Veteran command-line users hated it. It consumed vertical screen real estate. It felt like Microsoft Office's invasion of a mathematical sanctuary.
R2014b introduced (Handle Graphics 2).
However, for the new user, it was discoverable. The would automatically highlight which plot types were valid for your current variable. The "Section" breakpoints ( %% ) became first-class citizens in the Editor ribbon. While annoying for purists, it arguably lowered the learning curve for non-programmers (engineers, economists, physicists) who just needed to run a script and tweak a line color. Why Does This Matter in 2026? You might think, "That was 12 years ago. We have R2025b now. Who cares?" matlab 2014b
If you are maintaining legacy code, . If you are a historian of computational tools, respect R2014b . And if you are a student in 2026 who just wants to plot a sine wave without wrestling with gca and gcf ... you have R2014b to thank for that sanity. Veteran command-line users hated it
The difference was immediate and visceral. Suddenly, lines had anti-aliasing. Markers didn't look like chunky blocks. Colormaps became perceptually uniform (the infamous jet was finally dethroned by parula as the default). Most importantly, the render pipeline became object-oriented. Under the hood, HG2 moved from a procedural "draw now" model to a retained scene graph. Every line, text box, or axes became a matlab.graphics.GraphicsObject with properties that propagated intelligently. This wasn't just aesthetic; it enabled the Legend object to actually update dynamically. For the first time, you could delete a line from a plot, and the legend would automatically refresh without having to regenerate the entire figure. R2014b introduced (Handle Graphics 2)
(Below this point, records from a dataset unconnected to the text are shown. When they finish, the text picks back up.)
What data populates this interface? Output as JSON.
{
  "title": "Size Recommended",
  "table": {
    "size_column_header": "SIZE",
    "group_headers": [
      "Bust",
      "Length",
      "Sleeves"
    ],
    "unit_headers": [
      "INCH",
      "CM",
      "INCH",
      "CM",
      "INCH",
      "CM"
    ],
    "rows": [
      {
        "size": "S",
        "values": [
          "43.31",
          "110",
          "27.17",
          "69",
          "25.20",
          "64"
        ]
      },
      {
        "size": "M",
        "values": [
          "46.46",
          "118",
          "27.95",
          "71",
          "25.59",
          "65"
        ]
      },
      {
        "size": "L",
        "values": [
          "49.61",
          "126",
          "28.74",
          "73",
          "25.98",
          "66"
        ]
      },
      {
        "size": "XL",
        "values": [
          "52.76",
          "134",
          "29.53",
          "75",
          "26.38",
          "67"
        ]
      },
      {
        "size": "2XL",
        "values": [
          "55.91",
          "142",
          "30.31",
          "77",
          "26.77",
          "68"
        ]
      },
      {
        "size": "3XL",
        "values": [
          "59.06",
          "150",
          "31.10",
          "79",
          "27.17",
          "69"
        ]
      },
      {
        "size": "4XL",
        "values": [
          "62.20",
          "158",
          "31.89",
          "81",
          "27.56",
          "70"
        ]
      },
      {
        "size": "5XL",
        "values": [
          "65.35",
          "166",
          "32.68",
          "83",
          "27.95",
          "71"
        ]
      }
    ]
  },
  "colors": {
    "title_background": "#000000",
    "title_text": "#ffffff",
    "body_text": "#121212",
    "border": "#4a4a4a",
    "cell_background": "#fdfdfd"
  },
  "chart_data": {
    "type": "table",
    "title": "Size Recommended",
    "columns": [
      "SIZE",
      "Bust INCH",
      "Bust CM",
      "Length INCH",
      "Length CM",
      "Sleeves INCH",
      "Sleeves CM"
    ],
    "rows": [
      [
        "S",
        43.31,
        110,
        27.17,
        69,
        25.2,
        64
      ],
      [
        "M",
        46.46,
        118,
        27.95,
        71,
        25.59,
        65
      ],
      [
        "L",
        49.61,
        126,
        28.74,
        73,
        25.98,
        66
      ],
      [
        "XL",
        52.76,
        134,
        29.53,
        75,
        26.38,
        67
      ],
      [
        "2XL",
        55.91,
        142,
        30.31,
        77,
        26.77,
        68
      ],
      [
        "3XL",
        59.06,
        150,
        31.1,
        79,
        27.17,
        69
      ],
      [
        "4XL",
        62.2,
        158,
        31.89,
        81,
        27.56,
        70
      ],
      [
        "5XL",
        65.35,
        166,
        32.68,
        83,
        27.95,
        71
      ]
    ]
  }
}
In the long, iterative history of technical computing, some releases quietly fix bugs, others add a single function you might never use, and a rare few fundamentally change how you feel while coding.
You should care because the architecture of R2014b is still running the world. Many critical legacy systems—aerospace simulations, pharmaceutical modeling, financial risk engines—are locked to R2014b.